The main attraction is three slot canyons, which are easy to access and explore. From the park’s main parking area it’s a short walk to enter and maneuver through Moon Cave, Canyon Caves, and Cathedral Caves.

Move through (sometimes squeeze through!) siltstone and clay slot canyons reaching caverns that are dead-ends. To get a bigger lay of the land here, hike the Juniper Draw Loop, including an out-and-back detour to Miller Point, a gorgeous vista punctuated by a charming gazebo. This will give you a nice view of eastern Nevada’s rugged sagebrush country. All in it’s 3.5-miles round-trip (inclusive of Miller Point).

TIP: There are 24 first come, first served campsites at Cathedral Gorge State Park.

BONUS BEER: After leaving Cathedral Gorge State Park, stop and visit the living ghost town of Pioche, a few miles north down the road. Grab a beer and a pizza at the Overland Saloon. The pizza’s not fancy, but the local Nevada beer washes it all down nicely.
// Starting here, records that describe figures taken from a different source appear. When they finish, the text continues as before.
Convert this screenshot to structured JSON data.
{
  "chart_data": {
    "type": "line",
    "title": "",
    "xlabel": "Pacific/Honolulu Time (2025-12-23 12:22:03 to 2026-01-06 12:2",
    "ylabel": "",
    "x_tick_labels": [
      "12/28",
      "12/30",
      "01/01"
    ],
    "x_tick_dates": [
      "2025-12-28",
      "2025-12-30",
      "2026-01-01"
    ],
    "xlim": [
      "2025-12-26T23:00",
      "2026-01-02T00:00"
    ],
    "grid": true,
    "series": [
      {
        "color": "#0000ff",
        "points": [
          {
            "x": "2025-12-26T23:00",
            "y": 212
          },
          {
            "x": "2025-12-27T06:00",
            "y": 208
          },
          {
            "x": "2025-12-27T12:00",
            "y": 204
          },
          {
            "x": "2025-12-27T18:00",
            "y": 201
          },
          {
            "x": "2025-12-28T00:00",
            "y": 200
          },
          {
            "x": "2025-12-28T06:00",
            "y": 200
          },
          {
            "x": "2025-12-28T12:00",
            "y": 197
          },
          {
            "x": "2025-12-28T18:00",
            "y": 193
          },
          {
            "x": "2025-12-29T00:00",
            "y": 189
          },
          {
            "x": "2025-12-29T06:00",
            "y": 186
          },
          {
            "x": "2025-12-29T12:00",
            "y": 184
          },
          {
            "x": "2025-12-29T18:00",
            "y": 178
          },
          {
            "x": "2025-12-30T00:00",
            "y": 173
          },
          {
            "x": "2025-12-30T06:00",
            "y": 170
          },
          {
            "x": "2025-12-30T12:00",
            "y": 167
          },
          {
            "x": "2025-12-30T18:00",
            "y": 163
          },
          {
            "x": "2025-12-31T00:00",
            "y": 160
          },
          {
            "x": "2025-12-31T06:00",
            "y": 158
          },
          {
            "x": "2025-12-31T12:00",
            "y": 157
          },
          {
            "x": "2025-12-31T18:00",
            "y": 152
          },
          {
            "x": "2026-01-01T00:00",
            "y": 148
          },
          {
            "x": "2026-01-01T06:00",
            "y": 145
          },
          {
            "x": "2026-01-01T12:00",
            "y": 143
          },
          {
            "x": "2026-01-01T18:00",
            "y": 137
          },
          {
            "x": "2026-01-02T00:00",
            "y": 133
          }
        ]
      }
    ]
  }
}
In the mid-1800s Pioche was pure bad-ass, a mining boomtown with a reputation for big-time trouble! Today’s Pioche still has plenty of character and sites of interest from its fabled past.

Cathedral Gorge State Park is 2 and a half hours north of Las Vegas on Highway 93. It’s part of our Nevada Road Trip from Las Vegas to Great Basin National Park. Cathedral Gorge has a regional visitor center (closed in winter). Stop in for info and a park map. The slot canyons are short and easy to do, and offer a cooling cover on hot days. The Juniper Draw Loop with the Miller Point detour is well marked and not very strenuous, but in summer it’s always best to have plenty of sun protection and water. Dog-friendly, but bring plenty of water for Fido and be sure not to leave him in the car, even in more moderate temperatures.